Hi all,

Many of us find ourselves spending a great chunk of time comparing LLVM IR dumps at various stages of compilation pipeline or after a given optimization pass. Said process can be extremely laborious, and this is especially true when comparing shaders or compute modules. Important semantic differences are often difficult to spot because of the irregular naming and ordering of instructions.

Looking for a solution we have come across Puyan Lotfi's talk at 2018 EuroLLVM on mir-canon (https://www.youtube.com/watch?v=RHT-bh_xo6U). His project inspired us to invest some time into developing a tool called llvm-canon aiming to achieve a very similar goal - a clean and obvious diff but for LLVM IR dumps.

Currently the tool is used internally. We have decided to post here to receive some feedback from the community, spark a discussion on various canonicalization techniques, and ask for a general code review to eventually push the tool to the public trunk.

The aim of this project is to develop a tool which will transform the LLVM IR code into a canonical form by reducing non-semantic differences. Therefore, in ideal conditions such canonical form will lead to a clean diff based upon the fact that:
1) Two semantically identical modules should show no differences when diffed after canonicalization.
2) When modules are not identical the semantic differences should stand out.
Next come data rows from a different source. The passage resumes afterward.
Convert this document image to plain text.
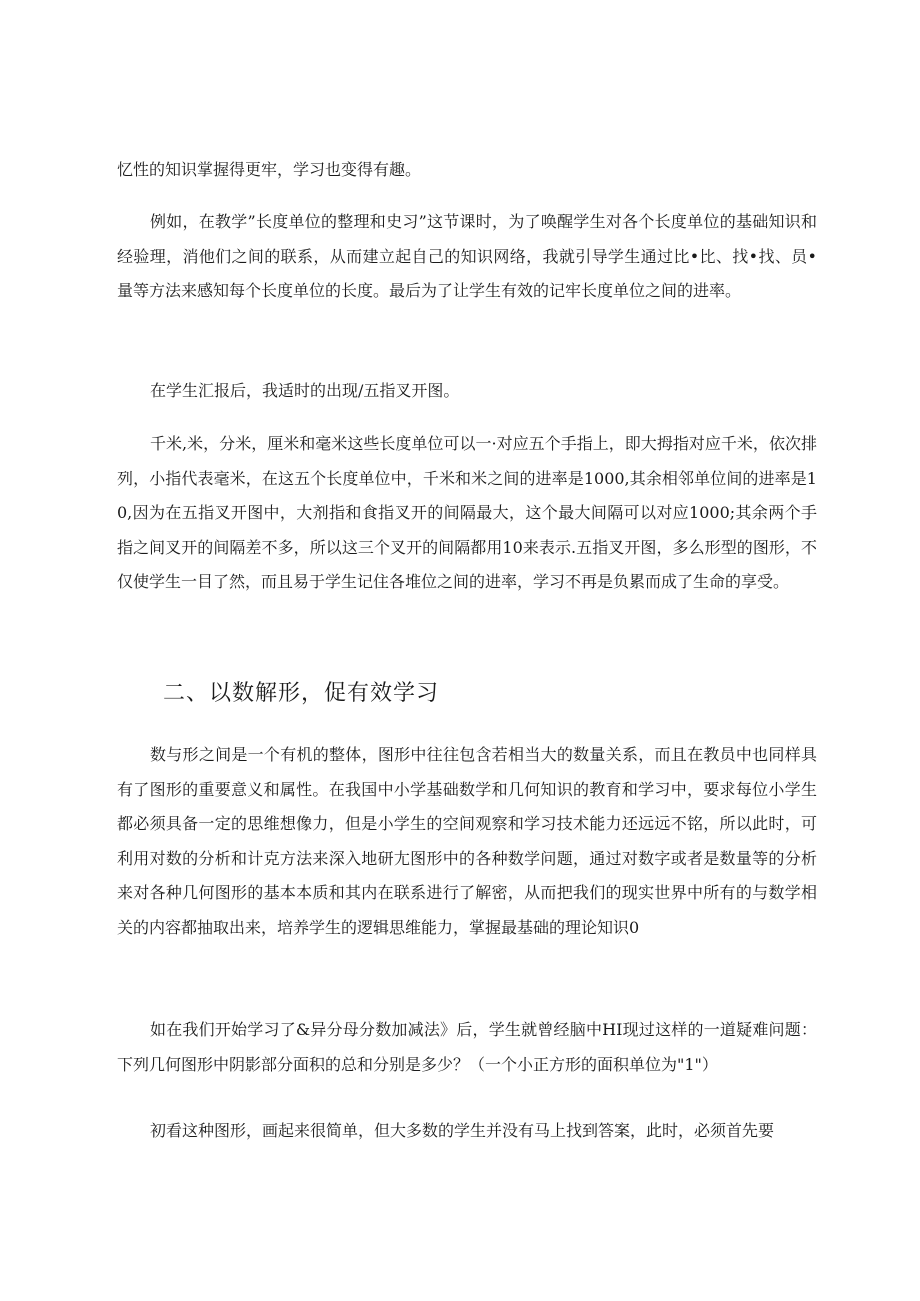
忆性的知识掌握得更牢，学习也变得有趣。

例如，在教学”长度单位的整理和史习”这节课时，为了唤醒学生对各个长度单位的基础知识和经验理，消他们之间的联系，从而建立起自己的知识网络，我就引导学生通过比•比、找•找、员•量等方法来感知每个长度单位的长度。最后为了让学生有效的记牢长度单位之间的进率。

在学生汇报后，我适时的出现/五指叉开图。

千米,米，分米，厘米和毫米这些长度单位可以一·对应五个手指上，即大拇指对应千米，依次排列，小指代表毫米，在这五个长度单位中，千米和米之间的进率是1000,其余相邻单位间的进率是10,因为在五指叉开图中，大剂指和食指叉开的间隔最大，这个最大间隔可以对应1000;其余两个手指之间叉开的间隔差不多，所以这三个叉开的间隔都用10来表示.五指叉开图，多么形型的图形，不仅使学生一目了然，而且易于学生记住各堆位之间的进率，学习不再是负累而成了生命的享受。

二、以数解形，促有效学习

数与形之间是一个有机的整体，图形中往往包含若相当大的数量关系，而且在教员中也同样具有了图形的重要意义和属性。在我国中小学基础数学和几何知识的教育和学习中，要求每位小学生都必须具备一定的思维想像力，但是小学生的空间观察和学习技术能力还远远不铭，所以此时，可利用对数的分析和计克方法来深入地研尢图形中的各种数学问题，通过对数字或者是数量等的分析来对各种几何图形的基本本质和其内在联系进行了解密，从而把我们的现实世界中所有的与数学相关的内容都抽取出来，培养学生的逻辑思维能力，掌握最基础的理论知识0

如在我们开始学习了&异分母分数加减法》后，学生就曾经脑中HI现过这样的一道疑难问题：下列几何图形中阴影部分面积的总和分别是多少？（一个小正方形的面积单位为"1"）

初看这种图形，画起来很简单，但大多数的学生并没有马上找到答案，此时，必须首先要
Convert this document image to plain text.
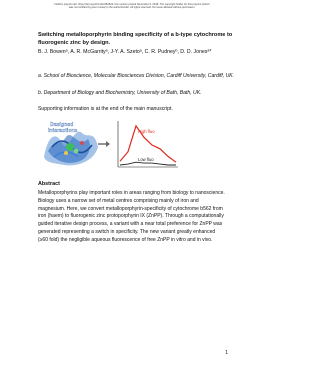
bioRxiv preprint doi: https://doi.org/10.1101/452623; this version posted November 6, 2018. The copyright holder for this preprint (which
was not certified by peer review) is the author/funder. All rights reserved. No reuse allowed without permission.
Switching metalloporphyrin binding specificity of a b-type cytochrome to
fluorogenic zinc by design.
B. J. Bowenᵃ, A. R. McGarrityᵃ, J-Y. A. Szetoᵃ, C. R. Pudneyᵇ, D. D. Jonesᵃ*
a. School of Bioscience, Molecular Biosciences Division, Cardiff University, Cardiff, UK.
b. Department of Biology and Biochemistry, University of Bath, Bath, UK.
Supporting information is at the end of the main manuscript.
Designed
interactions	High fluo
Low fluo
Abstract
Metalloporphyrins play important roles in areas ranging from biology to nanoscience.
Biology uses a narrow set of metal centres comprising mainly of iron and
magnesium. Here, we convert metalloporphyrin-specificity of cytochrome b562 from
iron (haem) to fluorogenic zinc protoporphyrin IX (ZnPP). Through a computationally
guided iterative design process, a variant with a near total preference for ZnPP was
generated representing a switch in specificity. The new variant greatly enhanced
(≥60 fold) the negligible aqueous fluorescence of free ZnPP in vitro and in vivo.
1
The tool processes just one file/module at a time - there is no intention for this to be a diff tool. The canonicalization techniques are universal for all modules. Additionally, we want the tool to be as modular as possible allowing for easy changes in the future.

All of the canonicalization techniques are focused only on reordering and naming. Having experimented with many options for removing redundant code we came to conclusion that this topic is definitely out of scope of this project and should be left out for other passes.

Scope of this project:
* Reordering instructions
* Naming values (naming initial instructions, naming regular instructions)
* Folding instruction names
* Naming function arguments
* Naming basic blocks

One of the biggest challenges in the development of this project was finding a point of reference for canonicalization - naming and ordering must be based on something. It would be unacceptable for a trivial change (such as different opcode, single operand, name of the called function) in a single instruction to affect the canonicalization of other instructions in the same basic block or even function. Therefore, the point of reference should be fairly "constant". Currently, the canonicalization is highly based on the order of side-effecting instructions (also referred to as outputs) and how they relate to the very first instructions in each basic block (non-redundant instructions with only immediate operands; we call them initial instructions). We have found this reference to be relatively effective in our use cases, yet this is the biggest weakness of this canonicalizer. Modules with different layout of side-effecting instructions may require some tinkering by reordering those instructions by hand. We are still looking for some ways to automate this process.

Below I will briefly describe each component of the canonicalizer.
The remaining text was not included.